Elasticsearch Adjacency Matrix Aggregation

What it does

The Adjacency Matrix Aggregation is a bucket aggregation in Elasticsearch that creates a matrix of relationships between configured filters. This aggregation allows you to define multiple filters and generates buckets for each pair of filters, containing documents that match both filters. It's an efficient way to analyze relationships and connections within your data, and particularly useful for graph analysis and exploring connections between different sets of documents.

Syntax and Documentation

{
  "adjacency_matrix": {
    "filters": {
      "grpA": { "term": { "field1": "valueA" } },
      "grpB": { "term": { "field2": "valueB" } },
      "grpC": { "term": { "field3": "valueC" } }
    }
  }
}

For more details, refer to the official Elasticsearch documentation on Adjacency Matrix Aggregation.

Example Usage

Here's an example of using the Adjacency Matrix Aggregation to analyze relationships between different categories of products:

GET /products/_search
{
  "size": 0,
  "aggs": {
    "interactions": {
      "adjacency_matrix": {
        "filters": {
          "electronics": { "term": { "category": "electronics" } },
          "books": { "term": { "category": "books" } },
          "clothing": { "term": { "category": "clothing" } }
        }
      }
    }
  }
}

This query will return buckets for each pair of categories, showing how many products belong to both categories simultaneously.

Common Issues

High memory usage: For large datasets with many filters, this aggregation can consume significant memory.
Performance impact: Complex filters or a large number of filters can slow down query execution.
Misinterpretation of results: It's important to understand that the buckets represent the intersection of filters, not just individual filter matches.

Best Practices

Limit the number of filters to keep the matrix manageable and performance-friendly.
Use simple and efficient filters to improve overall aggregation performance.
Consider using sparse_matrix parameter to optimize for cases where many filter combinations might be empty.
Combine with other aggregations for more detailed analysis of the relationships.

Frequently Asked Questions

Q: How does the Adjacency Matrix Aggregation differ from a regular multi-bucket aggregation?
A: Unlike regular multi-bucket aggregations, the Adjacency Matrix Aggregation creates buckets for every combination of defined filters, allowing for analysis of intersections between different document sets.

Q: Can I use script-based filters in an Adjacency Matrix Aggregation?
A: Yes, you can use script-based filters, but be cautious as they may impact performance more than simple term filters.

Q: Is there a limit to the number of filters I can use in an Adjacency Matrix Aggregation?
A: While there's no hard limit, it's recommended to keep the number of filters reasonable (typically under 10) to maintain good performance and manageability.
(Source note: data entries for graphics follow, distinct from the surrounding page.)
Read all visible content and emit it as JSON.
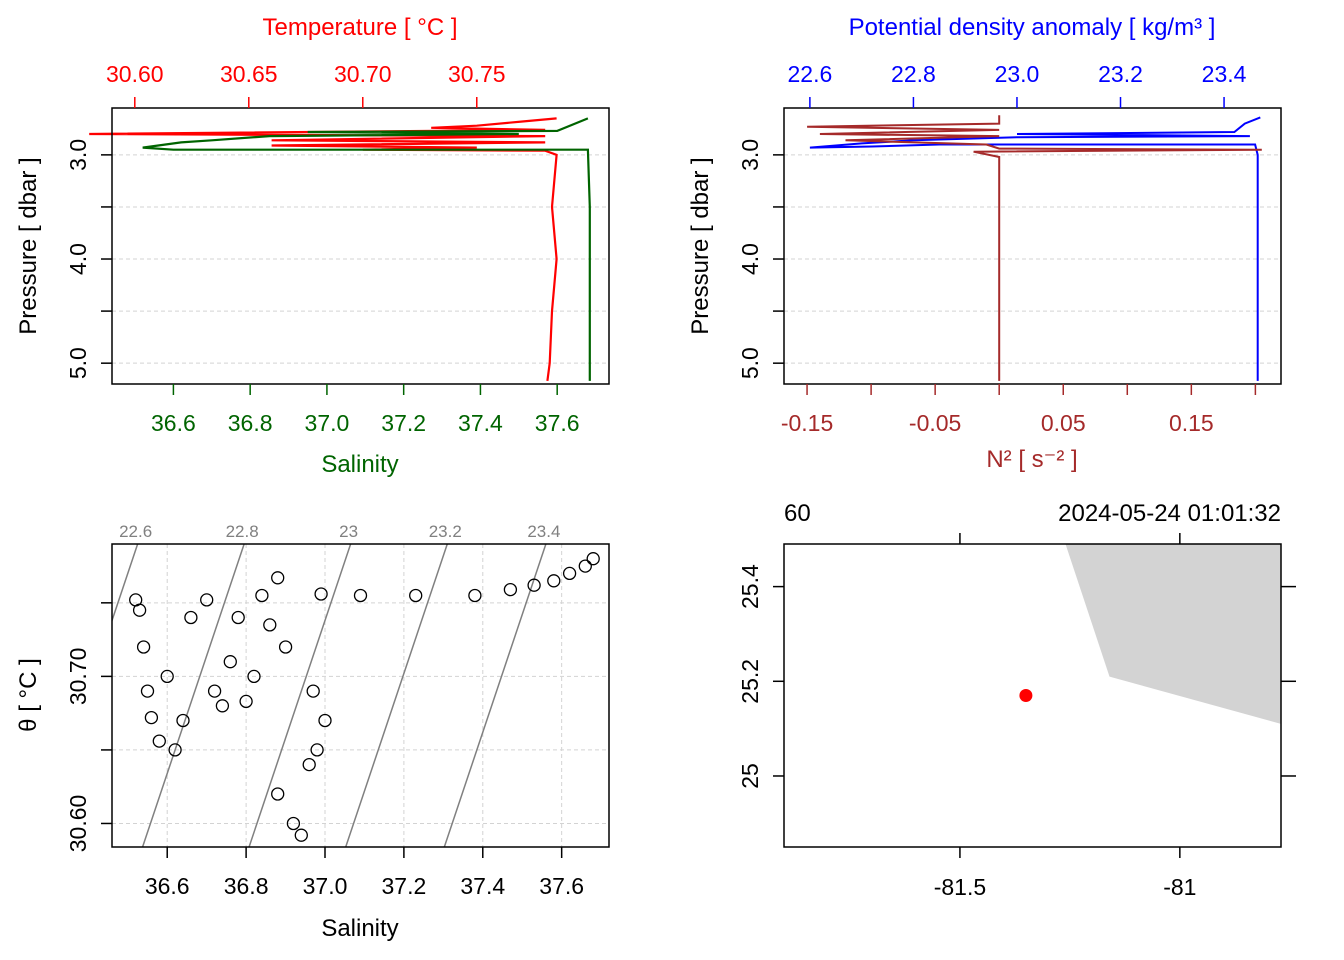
{
  "colors": {
    "temperature": "#ff0000",
    "salinity": "#006400",
    "density": "#0000ff",
    "n2": "#a52a2a",
    "grid": "#d3d3d3",
    "isopycnal": "#808080",
    "land": "#d3d3d3",
    "station": "#ff0000"
  },
  "chart_data": [
    {
      "type": "line",
      "panel": "temperature-salinity-profile",
      "top_axis_label": "Temperature [ °C ]",
      "top_ticks": [
        "30.60",
        "30.65",
        "30.70",
        "30.75"
      ],
      "top_lim": [
        30.59,
        30.808
      ],
      "bottom_axis_label": "Salinity",
      "bottom_ticks": [
        "36.6",
        "36.8",
        "37.0",
        "37.2",
        "37.4",
        "37.6"
      ],
      "bottom_lim": [
        36.44,
        37.735
      ],
      "ylabel": "Pressure [ dbar ]",
      "y_ticks": [
        "3.0",
        "4.0",
        "5.0"
      ],
      "ylim": [
        5.2,
        2.55
      ],
      "reversed_y": true,
      "grid": true,
      "series": [
        {
          "name": "Temperature",
          "color_key": "temperature",
          "points": [
            [
              30.785,
              2.65
            ],
            [
              30.77,
              2.68
            ],
            [
              30.75,
              2.72
            ],
            [
              30.73,
              2.74
            ],
            [
              30.78,
              2.76
            ],
            [
              30.58,
              2.8
            ],
            [
              30.78,
              2.82
            ],
            [
              30.66,
              2.86
            ],
            [
              30.78,
              2.88
            ],
            [
              30.66,
              2.91
            ],
            [
              30.75,
              2.93
            ],
            [
              30.7,
              2.95
            ],
            [
              30.78,
              2.96
            ],
            [
              30.785,
              3.0
            ],
            [
              30.783,
              3.5
            ],
            [
              30.785,
              4.0
            ],
            [
              30.783,
              4.5
            ],
            [
              30.782,
              5.0
            ],
            [
              30.781,
              5.17
            ]
          ]
        },
        {
          "name": "Salinity",
          "color_key": "salinity",
          "points": [
            [
              37.68,
              2.65
            ],
            [
              37.6,
              2.77
            ],
            [
              36.95,
              2.78
            ],
            [
              37.5,
              2.8
            ],
            [
              36.85,
              2.82
            ],
            [
              36.7,
              2.86
            ],
            [
              36.62,
              2.88
            ],
            [
              36.52,
              2.93
            ],
            [
              36.6,
              2.95
            ],
            [
              37.68,
              2.95
            ],
            [
              37.685,
              3.5
            ],
            [
              37.685,
              4.0
            ],
            [
              37.685,
              4.5
            ],
            [
              37.685,
              5.17
            ]
          ]
        }
      ]
    },
    {
      "type": "line",
      "panel": "density-n2-profile",
      "top_axis_label": "Potential density anomaly [ kg/m³ ]",
      "top_ticks": [
        "22.6",
        "22.8",
        "23.0",
        "23.2",
        "23.4"
      ],
      "top_lim": [
        22.55,
        23.51
      ],
      "bottom_axis_label": "N² [ s⁻² ]",
      "bottom_ticks": [
        "-0.15",
        "-0.05",
        "0.05",
        "0.15"
      ],
      "bottom_minor_ticks": [
        "-0.1",
        "0",
        "0.1",
        "0.2"
      ],
      "bottom_lim": [
        -0.168,
        0.22
      ],
      "ylabel": "Pressure [ dbar ]",
      "y_ticks": [
        "3.0",
        "4.0",
        "5.0"
      ],
      "ylim": [
        5.2,
        2.55
      ],
      "reversed_y": true,
      "grid": true,
      "series": [
        {
          "name": "Potential density anomaly",
          "color_key": "density",
          "points": [
            [
              23.47,
              2.64
            ],
            [
              23.44,
              2.7
            ],
            [
              23.42,
              2.78
            ],
            [
              23.0,
              2.8
            ],
            [
              23.45,
              2.82
            ],
            [
              23.0,
              2.83
            ],
            [
              22.8,
              2.86
            ],
            [
              22.7,
              2.89
            ],
            [
              22.6,
              2.93
            ],
            [
              22.72,
              2.92
            ],
            [
              22.85,
              2.9
            ],
            [
              23.46,
              2.9
            ],
            [
              23.465,
              3.0
            ],
            [
              23.465,
              4.0
            ],
            [
              23.465,
              5.17
            ]
          ]
        },
        {
          "name": "N²",
          "color_key": "n2",
          "points": [
            [
              0.0,
              2.62
            ],
            [
              0.0,
              2.7
            ],
            [
              -0.15,
              2.73
            ],
            [
              0.0,
              2.76
            ],
            [
              -0.14,
              2.8
            ],
            [
              0.0,
              2.82
            ],
            [
              -0.12,
              2.86
            ],
            [
              -0.01,
              2.9
            ],
            [
              0.0,
              2.94
            ],
            [
              0.205,
              2.95
            ],
            [
              -0.02,
              2.97
            ],
            [
              0.0,
              3.02
            ],
            [
              0.0,
              3.5
            ],
            [
              0.0,
              4.0
            ],
            [
              0.0,
              5.17
            ]
          ]
        }
      ]
    },
    {
      "type": "scatter",
      "panel": "ts-diagram",
      "xlabel": "Salinity",
      "x_ticks": [
        "36.6",
        "36.8",
        "37.0",
        "37.2",
        "37.4",
        "37.6"
      ],
      "xlim": [
        36.46,
        37.72
      ],
      "ylabel": "θ [ °C ]",
      "y_ticks": [
        "30.60",
        "30.70"
      ],
      "ylim": [
        30.584,
        30.79
      ],
      "grid": true,
      "isopycnal_labels": [
        "22.6",
        "22.8",
        "23",
        "23.2",
        "23.4"
      ],
      "points": [
        [
          36.52,
          30.752
        ],
        [
          36.53,
          30.745
        ],
        [
          36.54,
          30.72
        ],
        [
          36.55,
          30.69
        ],
        [
          36.56,
          30.672
        ],
        [
          36.58,
          30.656
        ],
        [
          36.62,
          30.65
        ],
        [
          36.6,
          30.7
        ],
        [
          36.64,
          30.67
        ],
        [
          36.66,
          30.74
        ],
        [
          36.7,
          30.752
        ],
        [
          36.72,
          30.69
        ],
        [
          36.74,
          30.68
        ],
        [
          36.76,
          30.71
        ],
        [
          36.78,
          30.74
        ],
        [
          36.8,
          30.683
        ],
        [
          36.82,
          30.7
        ],
        [
          36.84,
          30.755
        ],
        [
          36.86,
          30.735
        ],
        [
          36.88,
          30.767
        ],
        [
          36.9,
          30.72
        ],
        [
          36.88,
          30.62
        ],
        [
          36.92,
          30.6
        ],
        [
          36.94,
          30.592
        ],
        [
          36.96,
          30.64
        ],
        [
          36.98,
          30.65
        ],
        [
          37.0,
          30.67
        ],
        [
          36.97,
          30.69
        ],
        [
          36.99,
          30.756
        ],
        [
          37.09,
          30.755
        ],
        [
          37.23,
          30.755
        ],
        [
          37.38,
          30.755
        ],
        [
          37.47,
          30.759
        ],
        [
          37.53,
          30.762
        ],
        [
          37.58,
          30.765
        ],
        [
          37.62,
          30.77
        ],
        [
          37.66,
          30.775
        ],
        [
          37.68,
          30.78
        ]
      ]
    },
    {
      "type": "map",
      "panel": "station-map",
      "x_ticks": [
        "-81.5",
        "-81"
      ],
      "xlim": [
        -81.9,
        -80.77
      ],
      "y_ticks": [
        "25",
        "25.2",
        "25.4"
      ],
      "ylim": [
        24.85,
        25.49
      ],
      "top_left_label": "60",
      "top_right_label": "2024-05-24 01:01:32",
      "station": {
        "lon": -81.35,
        "lat": 25.17
      },
      "land_polygon": [
        [
          -81.26,
          25.49
        ],
        [
          -80.77,
          25.49
        ],
        [
          -80.77,
          25.11
        ],
        [
          -81.16,
          25.21
        ]
      ]
    }
  ]
}
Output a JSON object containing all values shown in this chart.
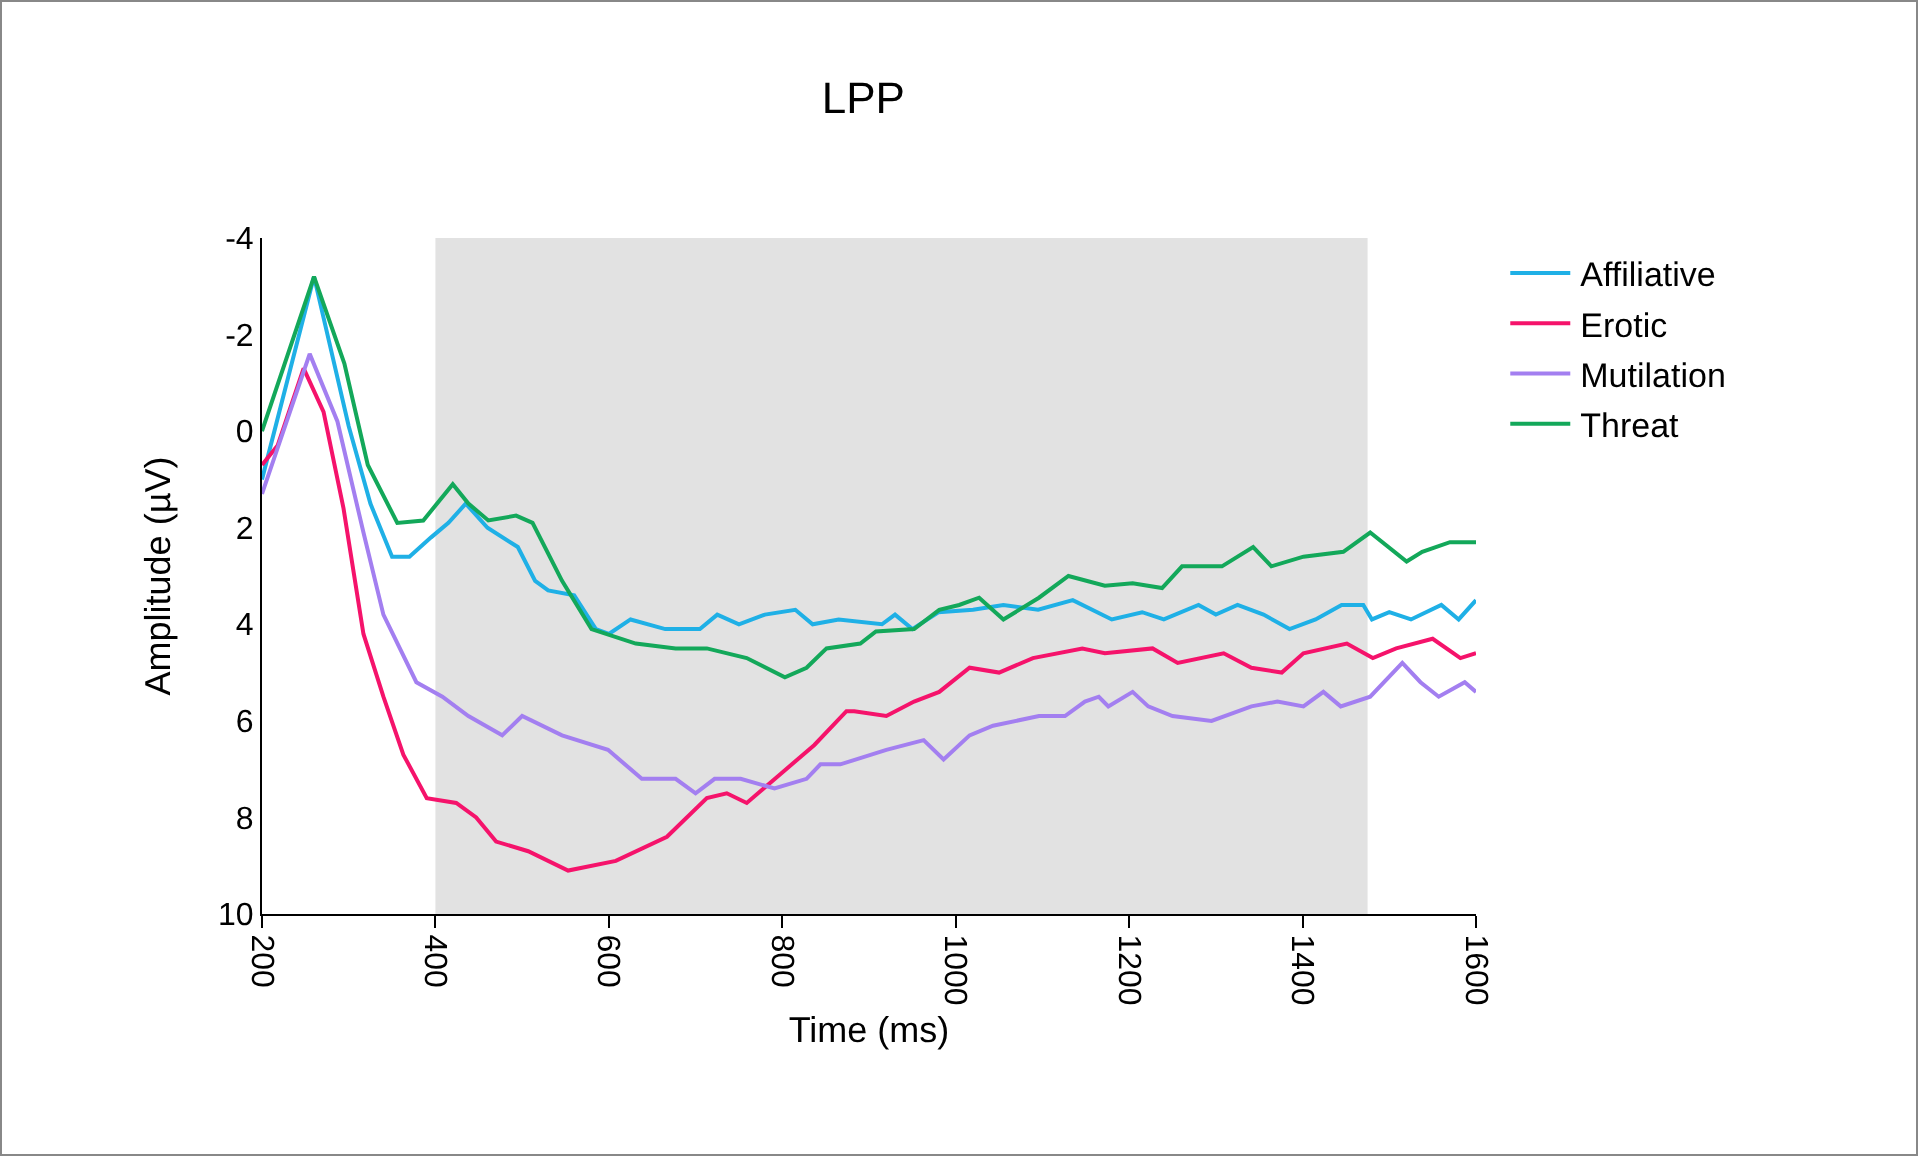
{
  "chart_data": {
    "type": "line",
    "title": "LPP",
    "xlabel": "Time (ms)",
    "ylabel": "Amplitude (µV)",
    "xlim": [
      200,
      1600
    ],
    "xticks": [
      200,
      400,
      600,
      800,
      1000,
      1200,
      1400,
      1600
    ],
    "ylim": [
      10,
      -4
    ],
    "yticks": [
      -4,
      -2,
      0,
      2,
      4,
      6,
      8,
      10
    ],
    "grid": false,
    "legend": "right",
    "marker": "none",
    "line_style": "solid",
    "bands": [
      {
        "axis": "x",
        "from": 400,
        "to": 1475,
        "color": "#e2e2e2"
      }
    ],
    "series": [
      {
        "name": "Affiliative",
        "color": "#1fb0e6",
        "x": [
          200,
          260,
          300,
          325,
          350,
          370,
          395,
          415,
          435,
          460,
          495,
          515,
          530,
          560,
          585,
          600,
          625,
          665,
          705,
          725,
          750,
          780,
          815,
          835,
          865,
          915,
          930,
          950,
          980,
          1020,
          1055,
          1095,
          1135,
          1180,
          1215,
          1240,
          1280,
          1300,
          1325,
          1355,
          1385,
          1415,
          1445,
          1470,
          1480,
          1500,
          1525,
          1560,
          1580,
          1600
        ],
        "values": [
          1.0,
          -3.2,
          -0.1,
          1.5,
          2.6,
          2.6,
          2.2,
          1.9,
          1.5,
          2.0,
          2.4,
          3.1,
          3.3,
          3.4,
          4.1,
          4.2,
          3.9,
          4.1,
          4.1,
          3.8,
          4.0,
          3.8,
          3.7,
          4.0,
          3.9,
          4.0,
          3.8,
          4.1,
          3.75,
          3.7,
          3.6,
          3.7,
          3.5,
          3.9,
          3.75,
          3.9,
          3.6,
          3.8,
          3.6,
          3.8,
          4.1,
          3.9,
          3.6,
          3.6,
          3.9,
          3.75,
          3.9,
          3.6,
          3.9,
          3.5
        ]
      },
      {
        "name": "Erotic",
        "color": "#f5136b",
        "x": [
          200,
          218,
          248,
          271,
          294,
          317,
          340,
          363,
          390,
          424,
          447,
          470,
          507,
          553,
          608,
          667,
          713,
          736,
          759,
          798,
          837,
          874,
          883,
          920,
          952,
          981,
          1016,
          1050,
          1089,
          1146,
          1172,
          1227,
          1256,
          1309,
          1341,
          1376,
          1401,
          1451,
          1481,
          1508,
          1550,
          1582,
          1600
        ],
        "values": [
          0.7,
          0.3,
          -1.3,
          -0.4,
          1.6,
          4.2,
          5.5,
          6.7,
          7.6,
          7.7,
          8.0,
          8.5,
          8.7,
          9.1,
          8.9,
          8.4,
          7.6,
          7.5,
          7.7,
          7.1,
          6.5,
          5.8,
          5.8,
          5.9,
          5.6,
          5.4,
          4.9,
          5.0,
          4.7,
          4.5,
          4.6,
          4.5,
          4.8,
          4.6,
          4.9,
          5.0,
          4.6,
          4.4,
          4.7,
          4.5,
          4.3,
          4.7,
          4.6
        ]
      },
      {
        "name": "Mutilation",
        "color": "#a37ff0",
        "x": [
          200,
          255,
          287,
          317,
          340,
          378,
          408,
          438,
          477,
          500,
          546,
          599,
          638,
          677,
          700,
          722,
          752,
          791,
          828,
          844,
          867,
          920,
          963,
          986,
          1016,
          1043,
          1096,
          1126,
          1149,
          1165,
          1176,
          1204,
          1222,
          1250,
          1295,
          1341,
          1371,
          1401,
          1424,
          1444,
          1478,
          1515,
          1536,
          1557,
          1587,
          1600
        ],
        "values": [
          1.3,
          -1.6,
          -0.2,
          2.1,
          3.8,
          5.2,
          5.5,
          5.9,
          6.3,
          5.9,
          6.3,
          6.6,
          7.2,
          7.2,
          7.5,
          7.2,
          7.2,
          7.4,
          7.2,
          6.9,
          6.9,
          6.6,
          6.4,
          6.8,
          6.3,
          6.1,
          5.9,
          5.9,
          5.6,
          5.5,
          5.7,
          5.4,
          5.7,
          5.9,
          6.0,
          5.7,
          5.6,
          5.7,
          5.4,
          5.7,
          5.5,
          4.8,
          5.2,
          5.5,
          5.2,
          5.4
        ]
      },
      {
        "name": "Threat",
        "color": "#13a85a",
        "x": [
          200,
          260,
          295,
          322,
          356,
          386,
          420,
          438,
          461,
          493,
          512,
          546,
          580,
          631,
          677,
          713,
          759,
          803,
          828,
          851,
          890,
          908,
          952,
          981,
          1004,
          1027,
          1055,
          1096,
          1130,
          1172,
          1204,
          1238,
          1261,
          1307,
          1343,
          1364,
          1401,
          1447,
          1478,
          1520,
          1538,
          1570,
          1600
        ],
        "values": [
          0.0,
          -3.2,
          -1.4,
          0.7,
          1.9,
          1.85,
          1.1,
          1.5,
          1.85,
          1.75,
          1.9,
          3.1,
          4.1,
          4.4,
          4.5,
          4.5,
          4.7,
          5.1,
          4.9,
          4.5,
          4.4,
          4.15,
          4.1,
          3.7,
          3.6,
          3.45,
          3.9,
          3.45,
          3.0,
          3.2,
          3.15,
          3.25,
          2.8,
          2.8,
          2.4,
          2.8,
          2.6,
          2.5,
          2.1,
          2.7,
          2.5,
          2.3,
          2.3
        ]
      }
    ]
  }
}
Q: How can I optimize the Adjacency Matrix Aggregation for large datasets?
A: Use the sparse_matrix parameter, limit the number of filters, ensure your filters are efficient, and consider using sampling if appropriate for your use case.

Q: Can the Adjacency Matrix Aggregation be used for time-based analysis?
A: Yes, you can incorporate date range filters to analyze relationships over time, but be mindful of the potential increase in complexity and resource usage.